We were almost to the tent when looming ahead of me was this gigantic puddle. Next thing I knew I was face down in the puddle crying and my mother was laughing as she was “trying” to help me out of it. Details are a little fuzzy but to this day I swear my mother pushed me into that puddle and that puddle was so big I could have drowned.

(Mother stop yelling at the computer screen you know you pushed me!)

But I digress, here are a few shots that I liked from my whirlwind trip to California. You’ll notice that not one of them is of the true parade because frankly it was just like any other parade but with roses.

South Kitsap Marching Band members Tessa Pontow and Paul Dekorte try on sunglasses while at the Santa Monica Pier.

MEEGAN M. REID |  KITSAP SUN

My first view of the Pacific Ocean. It looked just like the Atlantic Ocean but I was facing the opposite direction. :)
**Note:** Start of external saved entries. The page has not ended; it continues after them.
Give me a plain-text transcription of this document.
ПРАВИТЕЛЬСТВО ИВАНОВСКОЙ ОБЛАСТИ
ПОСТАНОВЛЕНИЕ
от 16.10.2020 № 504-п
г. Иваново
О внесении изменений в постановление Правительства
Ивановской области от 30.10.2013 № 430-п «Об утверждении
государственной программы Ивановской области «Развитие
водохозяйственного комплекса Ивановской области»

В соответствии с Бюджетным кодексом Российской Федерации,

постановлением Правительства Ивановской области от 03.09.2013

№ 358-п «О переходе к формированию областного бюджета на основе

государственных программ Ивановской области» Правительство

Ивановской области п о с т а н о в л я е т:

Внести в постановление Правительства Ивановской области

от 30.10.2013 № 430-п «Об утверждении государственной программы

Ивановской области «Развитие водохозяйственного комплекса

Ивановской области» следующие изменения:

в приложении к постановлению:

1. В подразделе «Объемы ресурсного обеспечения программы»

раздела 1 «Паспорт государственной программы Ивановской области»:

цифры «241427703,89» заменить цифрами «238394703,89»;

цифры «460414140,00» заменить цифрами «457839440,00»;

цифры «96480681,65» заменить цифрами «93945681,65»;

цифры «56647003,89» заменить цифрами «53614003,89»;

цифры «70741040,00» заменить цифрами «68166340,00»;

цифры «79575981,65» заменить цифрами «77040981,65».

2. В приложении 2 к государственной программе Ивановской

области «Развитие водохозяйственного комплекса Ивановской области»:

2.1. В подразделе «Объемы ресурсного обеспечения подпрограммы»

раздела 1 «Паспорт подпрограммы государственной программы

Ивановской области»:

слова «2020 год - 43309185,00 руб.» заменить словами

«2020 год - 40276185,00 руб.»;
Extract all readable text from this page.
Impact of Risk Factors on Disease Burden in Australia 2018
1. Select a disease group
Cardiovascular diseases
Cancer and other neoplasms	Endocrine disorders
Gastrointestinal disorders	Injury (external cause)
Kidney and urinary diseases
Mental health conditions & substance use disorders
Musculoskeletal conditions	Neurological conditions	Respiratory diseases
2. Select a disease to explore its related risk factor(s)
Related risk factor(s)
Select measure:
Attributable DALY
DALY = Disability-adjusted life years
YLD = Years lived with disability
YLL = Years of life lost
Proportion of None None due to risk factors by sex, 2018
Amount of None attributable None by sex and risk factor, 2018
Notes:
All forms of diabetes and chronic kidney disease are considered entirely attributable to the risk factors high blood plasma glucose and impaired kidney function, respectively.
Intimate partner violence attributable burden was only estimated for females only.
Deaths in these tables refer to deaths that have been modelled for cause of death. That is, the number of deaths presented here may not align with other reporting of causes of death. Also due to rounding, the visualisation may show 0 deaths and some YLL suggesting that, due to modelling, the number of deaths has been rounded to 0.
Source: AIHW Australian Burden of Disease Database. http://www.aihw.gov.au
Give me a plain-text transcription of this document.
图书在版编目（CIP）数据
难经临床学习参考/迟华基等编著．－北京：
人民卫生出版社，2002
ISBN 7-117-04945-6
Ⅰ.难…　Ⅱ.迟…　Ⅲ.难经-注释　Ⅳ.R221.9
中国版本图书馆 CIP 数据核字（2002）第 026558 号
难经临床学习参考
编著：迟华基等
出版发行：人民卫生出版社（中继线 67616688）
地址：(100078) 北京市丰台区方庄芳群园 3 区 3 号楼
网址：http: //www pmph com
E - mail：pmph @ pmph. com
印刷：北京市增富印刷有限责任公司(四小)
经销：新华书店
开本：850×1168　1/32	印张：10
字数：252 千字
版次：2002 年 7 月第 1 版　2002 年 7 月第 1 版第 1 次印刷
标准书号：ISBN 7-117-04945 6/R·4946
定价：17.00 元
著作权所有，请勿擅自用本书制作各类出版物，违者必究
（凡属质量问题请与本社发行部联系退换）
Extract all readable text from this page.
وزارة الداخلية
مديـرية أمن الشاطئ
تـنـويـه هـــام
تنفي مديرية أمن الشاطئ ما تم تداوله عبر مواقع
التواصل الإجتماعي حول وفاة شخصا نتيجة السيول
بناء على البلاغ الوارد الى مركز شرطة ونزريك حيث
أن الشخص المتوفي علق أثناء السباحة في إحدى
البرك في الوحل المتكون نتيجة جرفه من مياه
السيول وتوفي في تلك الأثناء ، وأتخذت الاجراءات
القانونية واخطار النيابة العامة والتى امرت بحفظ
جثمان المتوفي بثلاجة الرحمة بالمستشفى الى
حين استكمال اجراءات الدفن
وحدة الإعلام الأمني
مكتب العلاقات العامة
South Kitsap Marching Band members Callie Jones and Curtis Buhrman take photos while visiting the Santa Monica Pier.

MEEGAN M. REID |  KITSAP SUN

Pre-dawn palm trees.

A tired Jaron Pitts watches a rival marching band pass by while fellow band mates Daniel Spellman and Shelby Sterling give each other a congratulatory hug after the band finished marching in the five-mile-long Tournament of Roses Parade.